A reunião de garotos demonstra que a terceira infância é mais importante, mais dramática -mas mais feliz- do que a adolescência. A reunião de garotos é comovente, pelo que revela do jeito como eles já vão vivendo a vida.
Chamam-se Felipe, Henrique, Daniel, Rafael, Lui, Lucas, Pedro etc., nomes simplificados de uma geração. Estão todos na terceira infância (dos 7 aos 11), mas que chamam, orgulhosos, de "pré-adolescência".
São todos filhos de pais separados, divorciados, mães solteiras. A desintegração da família foi a primeira grande dor da pequena vida deles, a primeira lição confusa, equação abstrata. Fizeram de tudo para não sofrer, para entender, para seguir inteiros depois de uma decisão que não cabia a eles.
Foi o primeiro dilema, o primeiro "com quem ficar?", "de quem gostar?". O primeiro "e se a culpa foi minha, e quem é que vai me querer, e se eu ficar perdido para sempre???!"
Mas eles saem, inteiros -ou tortos- como os 32 dentes da segunda dentição, que surge pouco a pouco na cara banguela. Às vezes parecem grandes demais, às vezes muito pequenos -fisicamente são altos, os pés gigantes. Têm linguagem própria, música, roupa e corte de cabelo próprios.
A gíria deles vai do vulgar ao literário. No vulgar, expressam-se sem qualquer constrangimento: "Quando eu chegar em casa, vou dar um cagão, soltar um barroso" (Felipe, 11, para "fazer cocô"). No literário, surpreendem pela novidade: "Na minha opinião, Chico Science apavora os Ratos, mano" (Daniel, 8). "Apavorar" é sinônimo de "superar", "ser melhor do que".
Revelam gosto sofisticado, estranho para a idade. Gostam de Cássia Eller ao vivo, cantando "mão na cabeça, malandro, se não quiser levar chumbo quente nos cornos, fdp", ou, então, "quem sabe eu ainda sou uma garotinha esperando o ônibus da escola... com minhas meias três-quartos".
A voga da música eles captam no ar, como se fosse um vírus novo: Skank um dia, Alanis Morissette no outro. Disfarçados, acham "dez!" conseguir driblar o bilheteiro do cinema e entrar nos filmes proibidos para menores de 12 anos -"Pânico", "Turbulência"-, mas mal escondem o medo que, no fundo, ainda têm de fantasmas e coisas do além.
Construindo cidades no computador, transportam-se, no minuto seguinte, para o ano 2000 -o programa é o "Sim City 2000"- e perguntam, intrigados, o que é um "lobby". Num instante criam-se dramas medonhos, tarefas incompreensivelmente árduas. Eles se irritam, choram como bebês.

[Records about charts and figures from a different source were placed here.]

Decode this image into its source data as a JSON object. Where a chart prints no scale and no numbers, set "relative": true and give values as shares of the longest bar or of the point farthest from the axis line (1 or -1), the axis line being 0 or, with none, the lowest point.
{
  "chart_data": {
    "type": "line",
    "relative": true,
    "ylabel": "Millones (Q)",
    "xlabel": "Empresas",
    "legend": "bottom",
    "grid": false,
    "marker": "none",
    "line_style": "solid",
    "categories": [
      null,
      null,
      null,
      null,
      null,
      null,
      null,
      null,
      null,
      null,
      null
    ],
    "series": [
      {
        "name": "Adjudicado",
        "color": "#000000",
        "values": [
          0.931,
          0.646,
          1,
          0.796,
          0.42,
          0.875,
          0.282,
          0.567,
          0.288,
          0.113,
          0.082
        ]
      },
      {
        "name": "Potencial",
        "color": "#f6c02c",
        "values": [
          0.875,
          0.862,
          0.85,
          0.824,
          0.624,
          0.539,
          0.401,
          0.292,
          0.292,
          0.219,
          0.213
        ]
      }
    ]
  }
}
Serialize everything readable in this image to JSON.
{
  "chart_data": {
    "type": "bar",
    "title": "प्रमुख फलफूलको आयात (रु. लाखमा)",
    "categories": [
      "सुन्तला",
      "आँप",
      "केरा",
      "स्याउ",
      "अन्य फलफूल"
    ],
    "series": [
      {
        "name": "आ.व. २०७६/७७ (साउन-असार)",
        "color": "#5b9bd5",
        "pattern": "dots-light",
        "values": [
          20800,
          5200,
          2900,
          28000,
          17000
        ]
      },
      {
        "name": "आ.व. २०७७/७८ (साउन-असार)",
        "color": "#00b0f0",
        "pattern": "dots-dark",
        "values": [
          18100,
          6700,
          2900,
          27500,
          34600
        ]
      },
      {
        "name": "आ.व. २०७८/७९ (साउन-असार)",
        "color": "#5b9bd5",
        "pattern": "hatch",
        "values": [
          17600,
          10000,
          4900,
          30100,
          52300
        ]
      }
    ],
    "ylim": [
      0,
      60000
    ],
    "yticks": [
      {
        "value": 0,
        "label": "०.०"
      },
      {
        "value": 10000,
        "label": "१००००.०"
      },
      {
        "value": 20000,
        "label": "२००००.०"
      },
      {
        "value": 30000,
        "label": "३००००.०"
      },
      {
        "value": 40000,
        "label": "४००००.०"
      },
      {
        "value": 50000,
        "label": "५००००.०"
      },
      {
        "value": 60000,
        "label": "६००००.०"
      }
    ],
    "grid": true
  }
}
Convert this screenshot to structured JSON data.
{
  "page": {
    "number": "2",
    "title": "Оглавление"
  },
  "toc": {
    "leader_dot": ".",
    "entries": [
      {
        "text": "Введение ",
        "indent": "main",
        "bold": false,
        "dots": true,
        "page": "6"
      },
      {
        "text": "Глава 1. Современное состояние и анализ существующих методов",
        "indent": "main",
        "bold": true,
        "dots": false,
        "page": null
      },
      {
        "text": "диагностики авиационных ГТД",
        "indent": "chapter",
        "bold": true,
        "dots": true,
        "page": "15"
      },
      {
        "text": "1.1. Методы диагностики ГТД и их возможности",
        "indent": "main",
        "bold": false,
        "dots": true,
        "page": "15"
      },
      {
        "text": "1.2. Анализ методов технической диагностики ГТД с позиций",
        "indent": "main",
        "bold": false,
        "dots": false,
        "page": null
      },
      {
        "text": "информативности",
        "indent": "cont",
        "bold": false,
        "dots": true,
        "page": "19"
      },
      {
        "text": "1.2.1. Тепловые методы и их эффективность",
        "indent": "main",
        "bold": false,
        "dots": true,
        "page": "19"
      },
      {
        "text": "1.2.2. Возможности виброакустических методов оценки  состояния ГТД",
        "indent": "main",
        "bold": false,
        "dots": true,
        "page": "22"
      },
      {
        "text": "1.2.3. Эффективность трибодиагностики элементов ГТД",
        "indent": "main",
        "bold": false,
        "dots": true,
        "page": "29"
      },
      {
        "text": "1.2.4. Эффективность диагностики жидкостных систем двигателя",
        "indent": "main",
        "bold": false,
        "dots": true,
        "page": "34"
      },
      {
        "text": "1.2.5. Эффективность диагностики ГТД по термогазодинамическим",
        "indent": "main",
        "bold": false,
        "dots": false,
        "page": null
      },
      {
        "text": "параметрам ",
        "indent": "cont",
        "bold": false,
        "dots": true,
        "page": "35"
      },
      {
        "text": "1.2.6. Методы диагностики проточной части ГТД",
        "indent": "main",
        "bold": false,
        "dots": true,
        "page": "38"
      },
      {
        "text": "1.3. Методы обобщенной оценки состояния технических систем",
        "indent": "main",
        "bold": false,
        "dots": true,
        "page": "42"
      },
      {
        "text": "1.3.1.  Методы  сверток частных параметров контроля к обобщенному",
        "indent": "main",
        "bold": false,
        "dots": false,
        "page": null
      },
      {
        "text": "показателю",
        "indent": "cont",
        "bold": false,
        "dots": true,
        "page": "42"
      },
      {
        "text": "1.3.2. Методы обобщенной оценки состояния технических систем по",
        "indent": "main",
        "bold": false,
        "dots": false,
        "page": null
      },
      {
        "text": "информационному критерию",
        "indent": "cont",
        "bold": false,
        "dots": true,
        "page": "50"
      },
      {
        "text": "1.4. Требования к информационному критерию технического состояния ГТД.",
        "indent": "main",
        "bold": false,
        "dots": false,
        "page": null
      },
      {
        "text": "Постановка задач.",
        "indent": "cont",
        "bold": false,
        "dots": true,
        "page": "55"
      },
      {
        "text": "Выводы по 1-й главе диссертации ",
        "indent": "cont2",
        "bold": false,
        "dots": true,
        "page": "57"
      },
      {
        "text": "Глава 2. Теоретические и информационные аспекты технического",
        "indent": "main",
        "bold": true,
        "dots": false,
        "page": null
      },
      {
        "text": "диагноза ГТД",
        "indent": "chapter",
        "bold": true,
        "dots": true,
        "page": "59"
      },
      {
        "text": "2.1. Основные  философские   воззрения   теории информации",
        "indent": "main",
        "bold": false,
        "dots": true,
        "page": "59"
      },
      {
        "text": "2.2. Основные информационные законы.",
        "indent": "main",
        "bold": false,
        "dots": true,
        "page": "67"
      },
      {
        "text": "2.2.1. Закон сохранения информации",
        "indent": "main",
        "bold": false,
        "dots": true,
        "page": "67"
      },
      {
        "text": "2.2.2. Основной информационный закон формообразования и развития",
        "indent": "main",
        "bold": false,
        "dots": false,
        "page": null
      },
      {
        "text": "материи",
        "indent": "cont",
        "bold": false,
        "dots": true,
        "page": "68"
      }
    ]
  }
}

-Eu tenho 12 questões de geografia para responder! Doze!, ele exclama, como se 12 fosse o maior número do mundo e geografia o mais terrível e inútil dos assuntos.
Bom é quando esses meninos estão felizes, quando se esquecem -ou quando ninguém lembra a eles- do drama que a vida é. Uma agonia, uma vaga e larga sensação de impotência: afinal, é muito dente para cair, outro monte para nascer, é muita rasgação de gengiva, é muita dor.